I have been working on my novel about lawyer, Gina Caruso. My work includes brainstorming with many women lawyers I have coached and getting ideas. I have shared with you some potential first lines for my novel. Here is a new one I am considering:

The story I am about to tell you would have never happened if I, Gina,  had been born, Gino Baretti, the first born son my famous Texas trial lawyer father, Leo, had wanted.

In my story, Leo Baretti loves Gina  and tells her so each and every day. He encourages her throughout her childhood to express opinions and join in the adult conversations. Gina knows she is loved, and as important, knows she is respected.  While growing up, Gina was a top student, a young phenom golfer, and a natural leader. She finished number 3 in her University of Texas law school class and clerked for a federal judge.

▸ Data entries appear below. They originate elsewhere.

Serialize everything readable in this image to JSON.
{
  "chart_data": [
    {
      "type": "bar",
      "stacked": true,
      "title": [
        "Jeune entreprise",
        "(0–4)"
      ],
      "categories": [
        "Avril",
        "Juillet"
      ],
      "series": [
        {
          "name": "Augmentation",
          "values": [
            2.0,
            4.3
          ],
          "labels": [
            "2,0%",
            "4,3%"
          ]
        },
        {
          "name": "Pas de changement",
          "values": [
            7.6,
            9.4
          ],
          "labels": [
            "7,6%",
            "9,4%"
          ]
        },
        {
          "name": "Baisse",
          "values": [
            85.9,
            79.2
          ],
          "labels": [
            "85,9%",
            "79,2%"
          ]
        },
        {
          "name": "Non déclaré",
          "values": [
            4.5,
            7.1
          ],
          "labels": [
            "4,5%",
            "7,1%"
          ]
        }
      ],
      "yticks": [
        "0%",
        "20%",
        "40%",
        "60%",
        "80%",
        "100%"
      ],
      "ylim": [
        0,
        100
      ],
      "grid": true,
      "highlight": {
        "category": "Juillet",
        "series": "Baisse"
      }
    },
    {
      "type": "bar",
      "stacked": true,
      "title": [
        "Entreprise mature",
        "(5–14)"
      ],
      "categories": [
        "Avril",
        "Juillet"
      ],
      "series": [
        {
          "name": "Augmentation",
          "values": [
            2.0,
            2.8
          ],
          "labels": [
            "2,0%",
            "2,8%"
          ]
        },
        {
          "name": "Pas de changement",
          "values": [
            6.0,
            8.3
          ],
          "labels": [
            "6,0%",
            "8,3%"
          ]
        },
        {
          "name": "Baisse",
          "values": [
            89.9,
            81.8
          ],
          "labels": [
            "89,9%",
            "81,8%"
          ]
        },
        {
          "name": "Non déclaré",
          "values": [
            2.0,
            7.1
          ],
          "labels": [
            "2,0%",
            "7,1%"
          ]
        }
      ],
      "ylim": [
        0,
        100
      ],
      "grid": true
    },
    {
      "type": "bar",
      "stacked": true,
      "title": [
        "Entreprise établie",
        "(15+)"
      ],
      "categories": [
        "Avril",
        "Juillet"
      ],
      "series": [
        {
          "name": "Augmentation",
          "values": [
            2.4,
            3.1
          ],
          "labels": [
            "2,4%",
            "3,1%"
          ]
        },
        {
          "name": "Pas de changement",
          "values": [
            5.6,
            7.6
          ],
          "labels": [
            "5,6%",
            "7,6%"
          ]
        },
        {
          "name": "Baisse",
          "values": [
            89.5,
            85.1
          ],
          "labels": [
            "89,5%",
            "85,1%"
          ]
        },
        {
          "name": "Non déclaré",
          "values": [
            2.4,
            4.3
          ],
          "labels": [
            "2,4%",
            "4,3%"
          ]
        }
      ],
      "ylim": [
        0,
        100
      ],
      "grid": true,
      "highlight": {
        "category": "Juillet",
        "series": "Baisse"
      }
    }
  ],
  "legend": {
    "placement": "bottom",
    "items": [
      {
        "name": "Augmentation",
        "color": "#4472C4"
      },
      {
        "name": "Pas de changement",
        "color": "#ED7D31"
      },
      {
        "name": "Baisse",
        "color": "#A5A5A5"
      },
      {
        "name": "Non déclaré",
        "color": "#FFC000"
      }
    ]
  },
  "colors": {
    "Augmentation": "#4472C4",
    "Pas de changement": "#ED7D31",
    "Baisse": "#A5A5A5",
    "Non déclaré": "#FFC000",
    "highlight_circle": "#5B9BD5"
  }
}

Yet, with all her success, Gina was still not totally convinced that she was a super-star. She needed the praise and positive feedback. At her first review, Gina is devastated when she is told that she is not being noticed by the senior lawyers in her firm. She is taken aback when her reviewer suggests that she change her last name to Baretti-Caruso, so the lawyers in the firm would know she is Leo Baretti’s daughter.

Gino would have never been in doubt. He actually would have been overconfident and likely would have thought he was his father’s equal in the courtroom after only a few trials. His confidence would have shown up in his posture, body language and speech.

Why would Gina look at her achievements and not feel the same level of self-confidence that a boy named Gino would have felt?

Last week I wrote: Self Confidence Skills: Two Key Points. I hope you had a chance to read it.

Yesterday I found this Atlantic article: The Confidence Gap, written by Claire Shipman and Katty Kay, the authors of  The Confidence Code: THE SCIENCE AND ART OF SELF-ASSURANCE What Women Should Know.

The Atlantic Article sub-heading read:

Evidence shows that women are less self-assured than men—and that to succeed, confidence matters as much as competence. Here’s why, and what to do about it.

For many years, I have said if a man and a woman lawyer were essentially at the same level of client development skills, the woman lawyer would think she is less skilled, while the male lawyer might think so much of his client development skills that he is making a fool of himself and doesn’t realize it.

When you read the Atlantic article you will find a self-perception study done by Brenda Major, a a social psychologist at the University of California at Santa Barbara. She found:

…men consistently overestimated their abilities and subsequent performance, and that the women routinely underestimated both. The actual performances did not differ in quality.

The Atlantic writers found an interesting lesson from Cameron Anderson, a psychologist who works in the business school at the University of California at Berkeley, has made a career of studying overconfidence:

For decades, women have misunderstood an important law of the professional jungle. It’s not enough to keep one’s head down and plug away, checking items off a list. Having talent isn’t merely about being competent; confidence is a part of that talent. You have to have it to excel.

Are you self confident? The authors have a Confidence Assessment on their webpage. Take the assessment and discover for yourself.